Japan Airlines Corp. (JAL) relisted on the Tokyo Stock Exchange (TSE) on Wednesday, demonstrating its full recovery from bankruptcy only 32 months ago both nominally and virtually.
JAL President Yoshiharu Ueki said in a statement that the relisting just marks a fresh start for the airline and vowed to make every effort to further improve its business performance through safe flight operations and better services while learning lessons from its past mistakes.
In their first day of trading on the First Section of the TSE, JAL shares closed at 3,830 yen ($48.50), barely above their initial public offering (IPO) price of 3,790 yen ($48.00). The IPO is the world’s second-biggest share sale this year after U.S.-based social networking giant Facebook Inc. JAL’s market value is one of the largest among airlines in the world, at about $8.7 billion.
Enterprise Turnaround Initiative Corp. of Japan (ETIC), a government body that played a central role in the rehabilitation process for JAL, sold all its 175 million JAL shares, or 96.5% of the airline’s outstanding shares. ETIC spent $4.4 billion in public funds to bail out the airline and has now recouped those funds plus nearly $3.8 billion.
JAL filed for bankruptcy protection in January 2010 under the Corporate Rehabilitation Law, which is similar to Chapter 11 in the U.S., marking one of the biggest corporate failures in Japanese history. JAL shares were delisted from the TSE the following month. The carrier flew out of bankruptcy protection in March 2011.
JAL carried out drastic restructuring measures, including cutting more than one-third of its workforce and terminating many loss-making domestic and international routes. These turnaround efforts paid off.

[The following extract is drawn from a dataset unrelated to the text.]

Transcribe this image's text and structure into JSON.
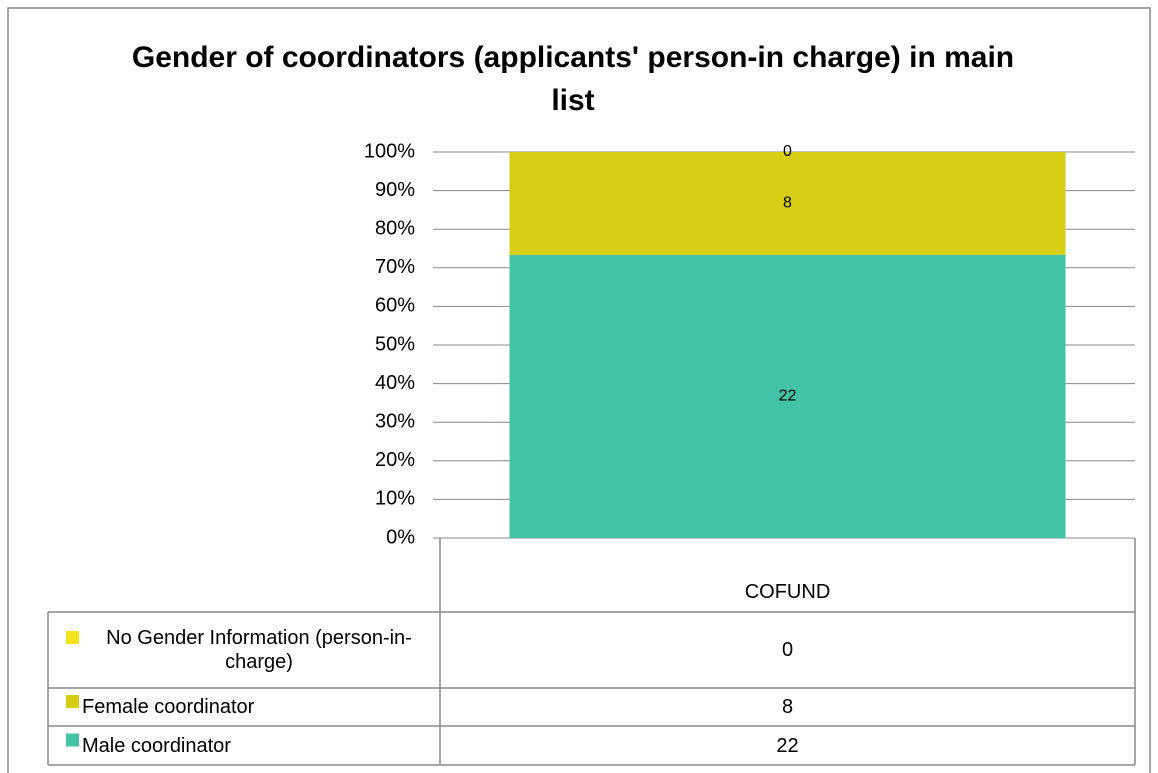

JAL’s net profit soared 111.2 percent in the first quarter of fiscal 2012, which started on April 1, from a year earlier to $340.5 million on a consolidated basis. The airline attributed the strong showing to recovering passenger traffic and strenuous cost-cutting efforts.
JAL’s cargo operations are also recovering. Its international cargo volume grew for the sixth successive month in July on a year-on-year basis, rising 3.0 percent to 21,026 tons.